Batalkan Poeger, Kembali Angkat Rahmat Pewaris Takhta

- Rabu, 17 Mei 2023 | 08:00 WIB
Batalkan Poeger, Kembali Angkat Rahmat Pewaris Takhta

RADAR JOGJA – Raden Mas (RM) Rahmat menjalani pengasingan di Hutan Lipura. Statusnya sebagai putra mahkota telah dicopot. Kesempatannya menjadi penerus takhta Mataram untuk sementara waktu hilang. Dia belum bisa menerima keadaan atas hukuman ayahnya terhadap kakeknya Pangeran Pekik. Putra Susuhunan Amangkurat I dengan Ratu Pembayun dari Surabaya menghabiskan hari-harinya di Hutan Lipura.

Hutan Lipura punya catatan tersendiri bagi raja-raja Mataram. Di hutan itu pendiri Mataram Panembahan Senopati pernah bermunajat. Dia ingin membangun istana di Hutan Lipura. Tempat permunajatan Senopati itu berupa belik atau danau. Saat ibu kota Mataram berpusat di Surakarta, Susuhunan Paku Buwono (PB) II memerintahkan danau itu diurug. Kemudian menjadi daratan. Peristiwanya terjadi pada 1746.

Selanjutnya, didirikan bangunan untuk melestarikan tempat meditasi Senopati. Bangunan itu oleh Paku Buwono II diberi nama Patilasan Pasujudan Gilanglipura. Gilang artinya batu. Sedangkan lipura maknanya pelipur lara.

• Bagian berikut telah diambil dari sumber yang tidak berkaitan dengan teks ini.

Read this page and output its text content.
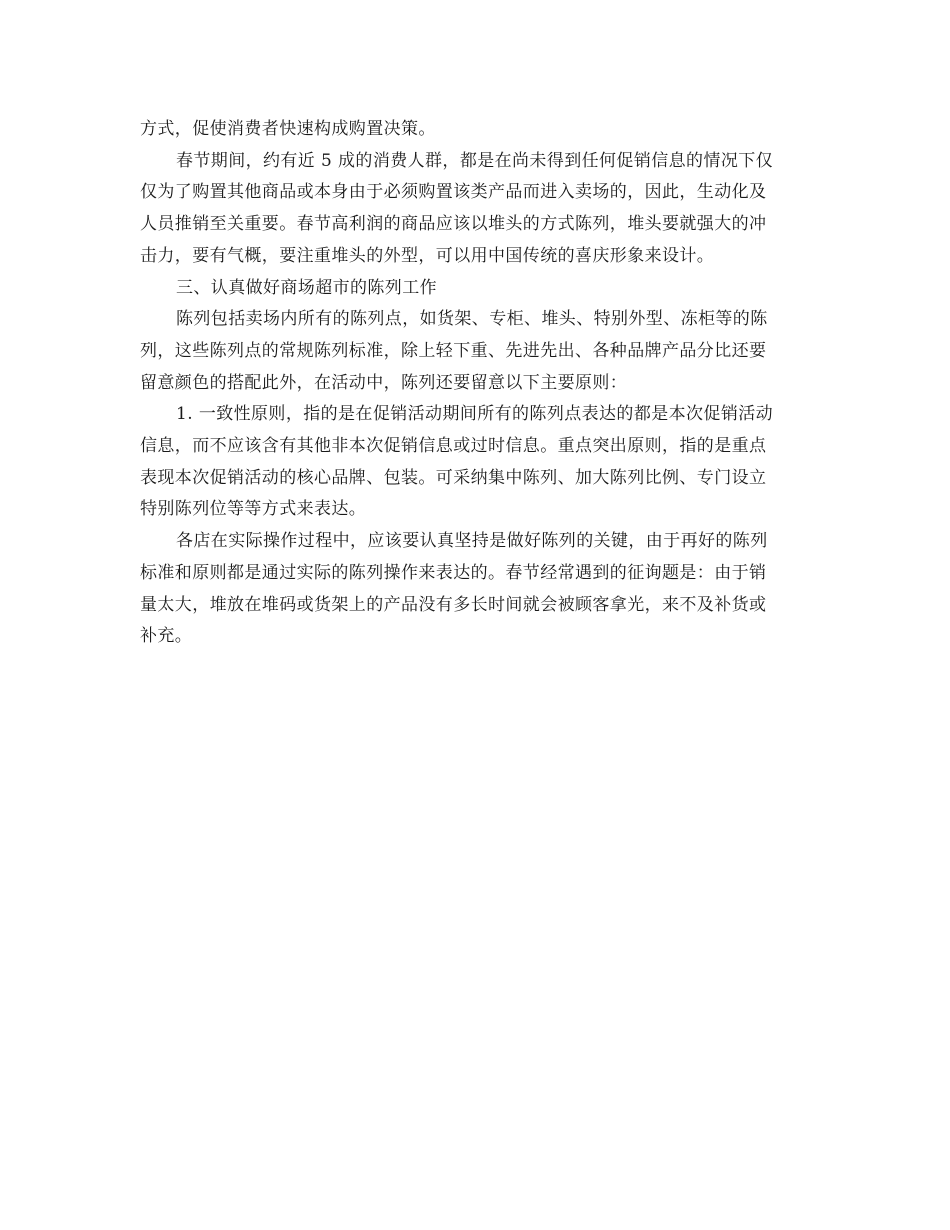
方式，促使消费者快速构成购置决策。

春节期间，约有近 5 成的消费人群，都是在尚未得到任何促销信息的情况下仅
仅为了购置其他商品或本身由于必须购置该类产品而进入卖场的，因此，生动化及
人员推销至关重要。春节高利润的商品应该以堆头的方式陈列，堆头要就强大的冲
击力，要有气概，要注重堆头的外型，可以用中国传统的喜庆形象来设计。

三、认真做好商场超市的陈列工作

陈列包括卖场内所有的陈列点，如货架、专柜、堆头、特别外型、冻柜等的陈
列，这些陈列点的常规陈列标准，除上轻下重、先进先出、各种品牌产品分比还要
留意颜色的搭配此外，在活动中，陈列还要留意以下主要原则：

1. 一致性原则，指的是在促销活动期间所有的陈列点表达的都是本次促销活动
信息，而不应该含有其他非本次促销信息或过时信息。重点突出原则，指的是重点
表现本次促销活动的核心品牌、包装。可采纳集中陈列、加大陈列比例、专门设立
特别陈列位等等方式来表达。

各店在实际操作过程中，应该要认真坚持是做好陈列的关键，由于再好的陈列
标准和原则都是通过实际的陈列操作来表达的。春节经常遇到的征询题是：由于销
量太大，堆放在堆码或货架上的产品没有多长时间就会被顾客拿光，来不及补货或
补充。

Awalnya batu gilang tempat Senopati salat dan zikir berada di tengah telaga di tengah hutan tanpa atap. Atas inisiatif Paku Buwono II tempat turunnya wahyu dan cikal bakal Kerajaan Mataram Islam dipugar dan dimuliakan. Telaga tersebut ditutup. Batu gilang tersebut dibuatkan dudukan dan cungkup.

Kini orang juga biasa menyebut lokasi tersebut dengan nama Petilasan Watu Gilanglipura. Kini berada di Desa Gilangharjo, Pandak, Bantul. Watu Gilang merupakan tempat pelipur lara Senopati saat ditinggal ayahnya Ki Ageng Pemanahan.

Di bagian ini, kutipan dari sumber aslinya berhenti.